Determining chemical composition
Chemical composition involves determining the proximate composition of fish and fishery products by employing standard protocols. These include measurement of moisture, protein, fat, ash or mineral content, and acid content in marinated fishes. Determination of metal contents such as mercury, lead, cadmium, zinc, etc., and chlorinated hydrocarbons, radioactive isotopes, colouring matters, additives and preservatives are done by analytical methods that involve complex procedures.
Detecting product deterioration
The extent of spoilage and oxidative rancidity in the chilled fish can be measured by chemical and biochemical methods by measuring the complex series of changes in flesh constituents brought about by autolytic enzymes and putrefactive microorganisms.
The spoilage microorganisms such as Pseudomonas, Alteromonas, Flavobacterium, Acinetobacter, Aeromonas and Moraxella in tropical fish cause deterioration by their ability to produce H2S, reduce trimethylamine oxide (TMAO) to trimethylamine (TMA) and convert urea to ammonia. Members of Pseudomonas also produce many volatile sulphur compounds. Thus, the degree of spoilage can be indicated by quantitative measurement of these compounds. Generally, fish flesh show visible signs of spoilage when bacterial load rises to above 107 organisms/ g.
Chemical indicators of quality
In chemical assessment of quality, the various products of spoilage in fish muscle are quantitatively determined and correlated with sensory characteristics.

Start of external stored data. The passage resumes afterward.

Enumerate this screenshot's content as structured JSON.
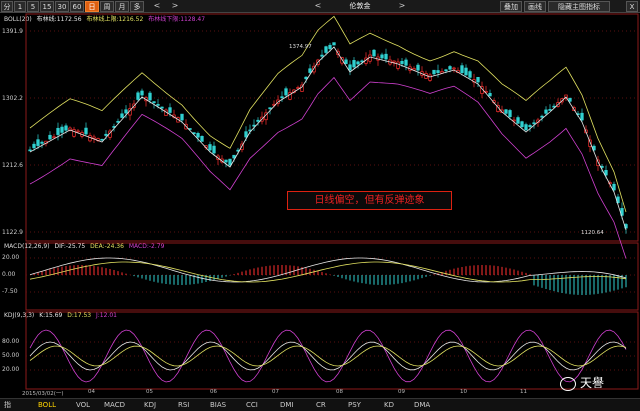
{
  "toolbar": {
    "periods": [
      "分",
      "1",
      "5",
      "15",
      "30",
      "60",
      "日",
      "周",
      "月",
      "多"
    ],
    "active_period": "日",
    "nav_left": "<",
    "nav_right": ">",
    "symbol": "伦敦金",
    "symbol_nav_left": "<",
    "symbol_nav_right": ">",
    "right_buttons": [
      "叠加",
      "画线",
      "隐藏主图指标"
    ],
    "close": "X"
  },
  "main": {
    "legend": {
      "name": "BOLL(20)",
      "mid": "布林线:1172.56",
      "upper": "布林线上限:1216.52",
      "lower": "布林线下限:1128.47"
    },
    "y_ticks": [
      "1391.9",
      "1302.2",
      "1212.6",
      "1122.9"
    ],
    "high_label": "1374.97",
    "low_label": "1120.64",
    "annotation": "日线偏空，但有反弹迹象"
  },
  "macd": {
    "legend": {
      "name": "MACD(12,26,9)",
      "dif": "DIF:-25.75",
      "dea": "DEA:-24.36",
      "macd": "MACD:-2.79"
    },
    "y_ticks": [
      "20.00",
      "0.00",
      "-7.50"
    ]
  },
  "kdj": {
    "legend": {
      "name": "KDJ(9,3,3)",
      "k": "K:15.69",
      "d": "D:17.53",
      "j": "J:12.01"
    },
    "y_ticks": [
      "80.00",
      "50.00",
      "20.00"
    ]
  },
  "date_axis": [
    "2015/03/02(一)",
    "04",
    "05",
    "06",
    "07",
    "08",
    "09",
    "10",
    "11"
  ],
  "tabs": [
    "指",
    "BOLL",
    "VOL",
    "MACD",
    "KDJ",
    "RSI",
    "BIAS",
    "CCI",
    "DMI",
    "CR",
    "PSY",
    "KD",
    "DMA"
  ],
  "active_tab": "BOLL",
  "watermark": "天譽",
  "colors": {
    "up": "#ff3030",
    "down": "#30d0d0",
    "mid_line": "#e8e8e8",
    "upper_line": "#e0e060",
    "lower_line": "#d040d0",
    "accent": "#e06010",
    "annotation": "#dd2222"
  }
}
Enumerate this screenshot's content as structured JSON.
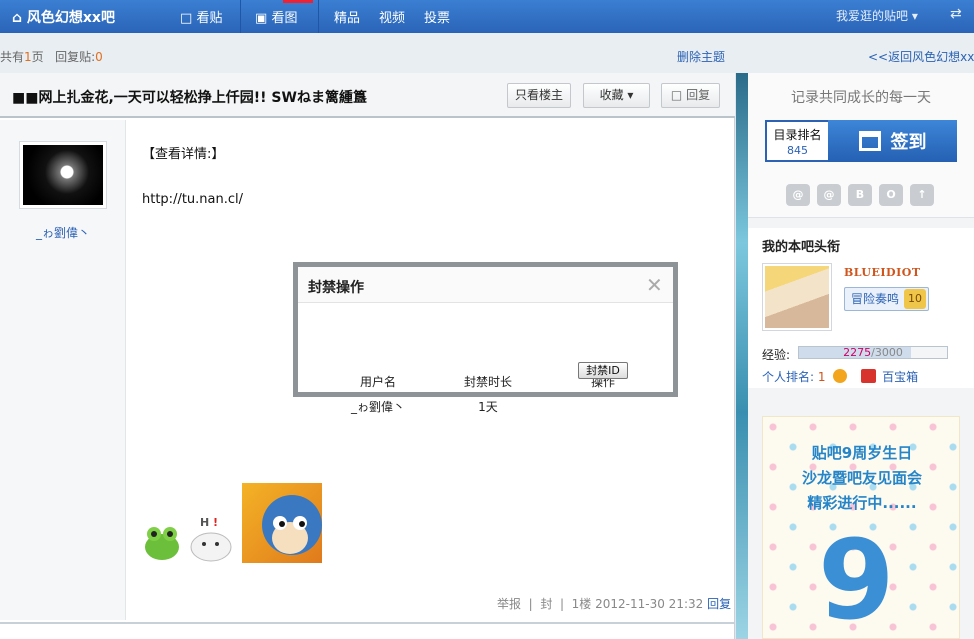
{
  "topbar": {
    "brand": "风色幻想xx吧",
    "nav": [
      "看贴",
      "看图",
      "精品",
      "视频",
      "投票"
    ],
    "favorite": "我爱逛的贴吧",
    "swap_icon": "swap-icon"
  },
  "subbar": {
    "pages_prefix": "共有",
    "pages_count": "1",
    "pages_suffix": "页",
    "replies_label": "回复贴:",
    "replies_count": "0",
    "delete_topic": "删除主题",
    "back_link": "<<返回风色幻想xx吧"
  },
  "post": {
    "title": "■■网上扎金花,一天可以轻松挣上仟园!! SWねま篱緟簋",
    "buttons": {
      "only_author": "只看楼主",
      "favorite": "收藏",
      "reply": "回复"
    },
    "username": "_ゎ劉偉丶",
    "content_heading": "【查看详情:】",
    "content_link": "http://tu.nan.cl/",
    "meta": {
      "report": "举报",
      "ban": "封",
      "floor": "1楼",
      "time": "2012-11-30 21:32",
      "reply": "回复"
    }
  },
  "sidebar": {
    "motto": "记录共同成长的每一天",
    "rank_label": "目录排名",
    "rank_value": "845",
    "sign_label": "签到",
    "icons": [
      "@",
      "@",
      "B",
      "O",
      "↑"
    ],
    "head_title": "我的本吧头衔",
    "head_name": "BLUEIDIOT",
    "level_name": "冒险奏鸣",
    "level_number": "10",
    "exp_label": "经验:",
    "exp_current": "2275",
    "exp_total": "3000",
    "exp_fraction": 0.7583,
    "rank_text": "个人排名:",
    "rank_num": "1",
    "treasure": "百宝箱",
    "promo": {
      "line1": "贴吧9周岁生日",
      "line2": "沙龙暨吧友见面会",
      "line3": "精彩进行中......",
      "big_number": "9"
    }
  },
  "modal": {
    "title": "封禁操作",
    "col_user": "用户名",
    "col_duration": "封禁时长",
    "col_action": "操作",
    "user_value": "_ゎ劉偉丶",
    "duration_value": "1天",
    "ban_button": "封禁ID"
  },
  "colors": {
    "nav_blue": "#2a64b8",
    "link_blue": "#2b62b5",
    "orange": "#e0701f"
  }
}
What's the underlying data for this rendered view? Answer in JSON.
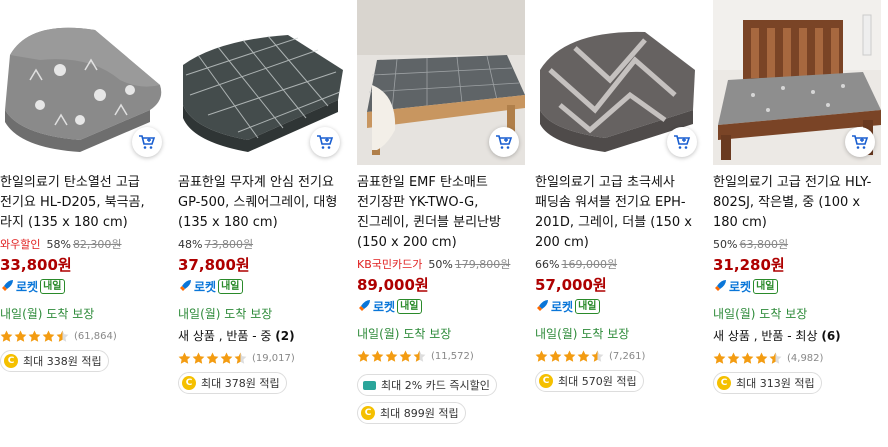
{
  "products": [
    {
      "title": "한일의료기 탄소열선 고급 전기요 HL-D205, 북극곰, 라지 (135 x 180 cm)",
      "coupon": "와우할인",
      "rate": "58%",
      "original_price": "82,300원",
      "price": "33,800원",
      "rocket_label": "로켓",
      "rocket_badge": "내일",
      "delivery": "내일(월) 도착 보장",
      "extra": "",
      "rating": 4.5,
      "review_count": "(61,864)",
      "reward": "최대 338원 적립",
      "card_discount": ""
    },
    {
      "title": "곰표한일 무자계 안심 전기요 GP-500, 스퀘어그레이, 대형 (135 x 180 cm)",
      "coupon": "",
      "rate": "48%",
      "original_price": "73,800원",
      "price": "37,800원",
      "rocket_label": "로켓",
      "rocket_badge": "내일",
      "delivery": "내일(월) 도착 보장",
      "extra": "새 상품 , 반품 - 중",
      "extra_count": "(2)",
      "rating": 4.5,
      "review_count": "(19,017)",
      "reward": "최대 378원 적립",
      "card_discount": ""
    },
    {
      "title": "곰표한일 EMF 탄소매트 전기장판 YK-TWO-G, 진그레이, 퀸더블 분리난방(150 x 200 cm)",
      "coupon": "KB국민카드가",
      "rate": "50%",
      "original_price": "179,800원",
      "price": "89,000원",
      "rocket_label": "로켓",
      "rocket_badge": "내일",
      "delivery": "내일(월) 도착 보장",
      "extra": "",
      "rating": 4.5,
      "review_count": "(11,572)",
      "reward": "최대 899원 적립",
      "card_discount": "최대 2% 카드 즉시할인"
    },
    {
      "title": "한일의료기 고급 초극세사 패딩솜 워셔블 전기요 EPH-201D, 그레이, 더블 (150 x 200 cm)",
      "coupon": "",
      "rate": "66%",
      "original_price": "169,000원",
      "price": "57,000원",
      "rocket_label": "로켓",
      "rocket_badge": "내일",
      "delivery": "내일(월) 도착 보장",
      "extra": "",
      "rating": 4.5,
      "review_count": "(7,261)",
      "reward": "최대 570원 적립",
      "card_discount": ""
    },
    {
      "title": "한일의료기 고급 전기요 HLY-802SJ, 작은별, 중 (100 x 180 cm)",
      "coupon": "",
      "rate": "50%",
      "original_price": "63,800원",
      "price": "31,280원",
      "rocket_label": "로켓",
      "rocket_badge": "내일",
      "delivery": "내일(월) 도착 보장",
      "extra": "새 상품 , 반품 - 최상",
      "extra_count": "(6)",
      "rating": 4.5,
      "review_count": "(4,982)",
      "reward": "최대 313원 적립",
      "card_discount": ""
    }
  ],
  "colors": {
    "price": "#ae0000",
    "coupon": "#e02020",
    "delivery": "#2e8b3a",
    "rocket": "#0a76d8",
    "star": "#f39c12"
  }
}
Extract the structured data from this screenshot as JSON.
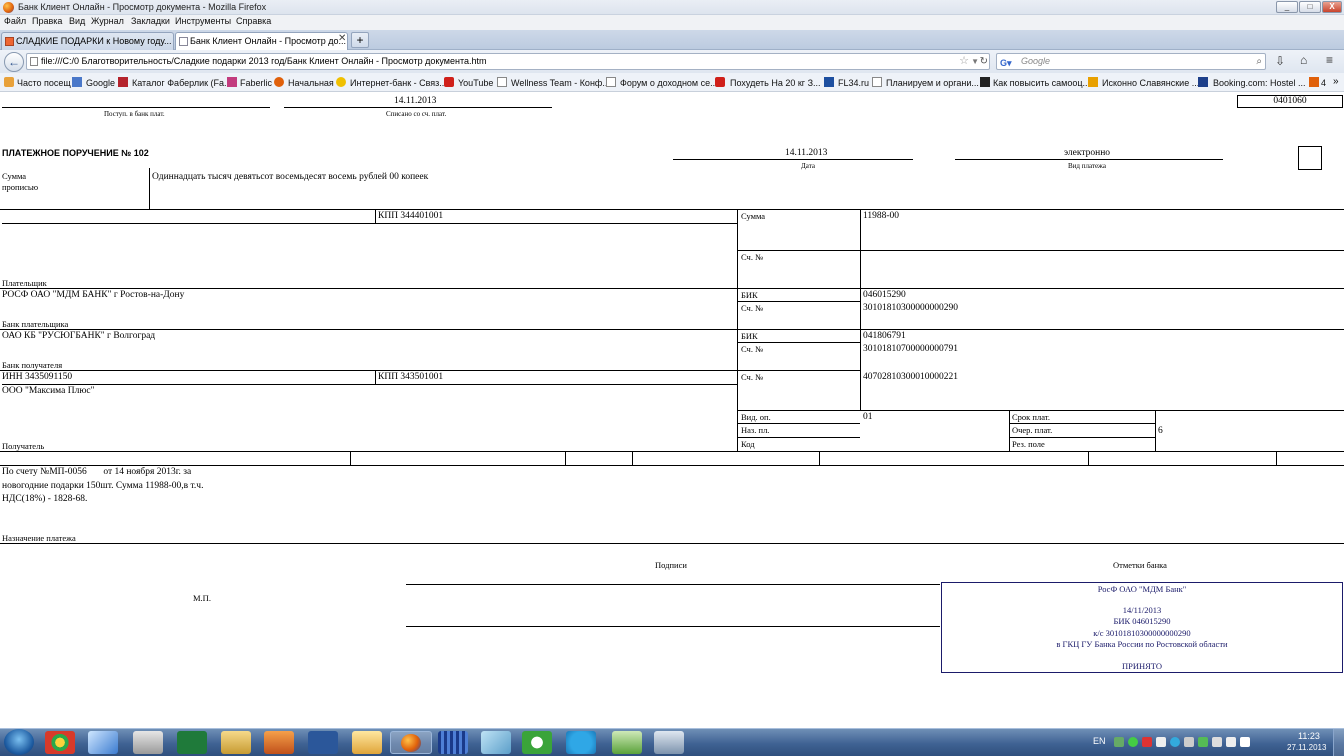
{
  "window": {
    "title": "Банк Клиент Онлайн - Просмотр документа - Mozilla Firefox",
    "min": "_",
    "max": "□",
    "close": "X"
  },
  "menu": [
    "Файл",
    "Правка",
    "Вид",
    "Журнал",
    "Закладки",
    "Инструменты",
    "Справка"
  ],
  "tabs": [
    {
      "label": "СЛАДКИЕ ПОДАРКИ к Новому году..."
    },
    {
      "label": "Банк Клиент Онлайн - Просмотр до..."
    }
  ],
  "tab_add": "+",
  "nav": {
    "url": "file:///C:/0 Благотворительность/Сладкие подарки 2013 год/Банк Клиент Онлайн - Просмотр документа.htm",
    "search_placeholder": "Google"
  },
  "bookmarks": [
    "Часто посещ",
    "Google",
    "Каталог Фаберлик (Fa...",
    "Faberlic",
    "Начальная",
    "Интернет-банк - Связ...",
    "YouTube",
    "Wellness Team - Конф...",
    "Форум о доходном се...",
    "Похудеть На 20 кг З...",
    "FL34.ru",
    "Планируем и органи...",
    "Как повысить самооц...",
    "Исконно Славянские ...",
    "Booking.com: Hostel ...",
    "4"
  ],
  "doc": {
    "received_label": "Поступ. в банк плат.",
    "written_off_date": "14.11.2013",
    "written_off_label": "Списано со сч. плат.",
    "form_code": "0401060",
    "title": "ПЛАТЕЖНОЕ ПОРУЧЕНИЕ № 102",
    "date": "14.11.2013",
    "date_label": "Дата",
    "payment_type": "электронно",
    "payment_type_label": "Вид платежа",
    "amount_words_label1": "Сумма",
    "amount_words_label2": "прописью",
    "amount_words": "Одиннадцать тысяч девятьсот восемьдесят восемь рублей 00 копеек",
    "payer_kpp": "КПП 344401001",
    "sum_label": "Сумма",
    "sum": "11988-00",
    "acc_label": "Сч. №",
    "payer_label": "Плательщик",
    "payer_bank": "РОСФ ОАО \"МДМ БАНК\" г Ростов-на-Дону",
    "bik_label": "БИК",
    "payer_bik": "046015290",
    "payer_bank_acc": "30101810300000000290",
    "payer_bank_label": "Банк плательщика",
    "recipient_bank": "ОАО КБ \"РУСЮГБАНК\" г Волгоград",
    "recipient_bik": "041806791",
    "recipient_bank_acc": "30101810700000000791",
    "recipient_bank_label": "Банк получателя",
    "recipient_inn": "ИНН 3435091150",
    "recipient_kpp": "КПП 343501001",
    "recipient_acc": "40702810300010000221",
    "recipient_name": "ООО \"Максима Плюс\"",
    "recipient_label": "Получатель",
    "vid_op_label": "Вид. оп.",
    "vid_op": "01",
    "naz_pl_label": "Наз. пл.",
    "kod_label": "Код",
    "srok_label": "Срок плат.",
    "ocher_label": "Очер. плат.",
    "ocher": "6",
    "rez_label": "Рез. поле",
    "purpose_line1": "По счету №МП-0056       от 14 ноября 2013г. за",
    "purpose_line2": "новогодние подарки 150шт. Сумма 11988-00,в т.ч.",
    "purpose_line3": "НДС(18%) - 1828-68.",
    "purpose_label": "Назначение платежа",
    "signatures_label": "Подписи",
    "bank_marks_label": "Отметки банка",
    "mp_label": "М.П.",
    "stamp": {
      "line1": "РосФ ОАО \"МДМ Банк\"",
      "line2": "14/11/2013",
      "line3": "БИК 046015290",
      "line4": "к/с 30101810300000000290",
      "line5": "в ГКЦ ГУ Банка России по Ростовской области",
      "line6": "ПРИНЯТО"
    }
  },
  "taskbar": {
    "lang": "EN",
    "time": "11:23",
    "date": "27.11.2013"
  },
  "colors": {
    "stamp": "#1b1b6a",
    "taskbar": "#3f6293",
    "tabbar": "#c6d3e6"
  }
}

Several chemical compounds produced in fish muscle by autolytic enzymes, putrefactive microorganisms or by chemical reactions like lipid oxidation can be used as indicators of spoilage. During spoilage, these compounds gradually accumulate in the flesh and hence their determination provides a measure of the progress of spoilage.
The compounds useful as quality indices are
1. Volatile bases
Basic nitrogenous compounds such as ammonia, trimethylamine (TMA), dimethylamine (DMA) etc.
2. Nucleotides
Degradation products from adenosine triphosphate (ATP) eg. inosine monophosphate (IMP), hypoxanthine (Hx), etc.
3. Lipid oxidation
Peroxides, hydroperoxides, aldehydes, etc.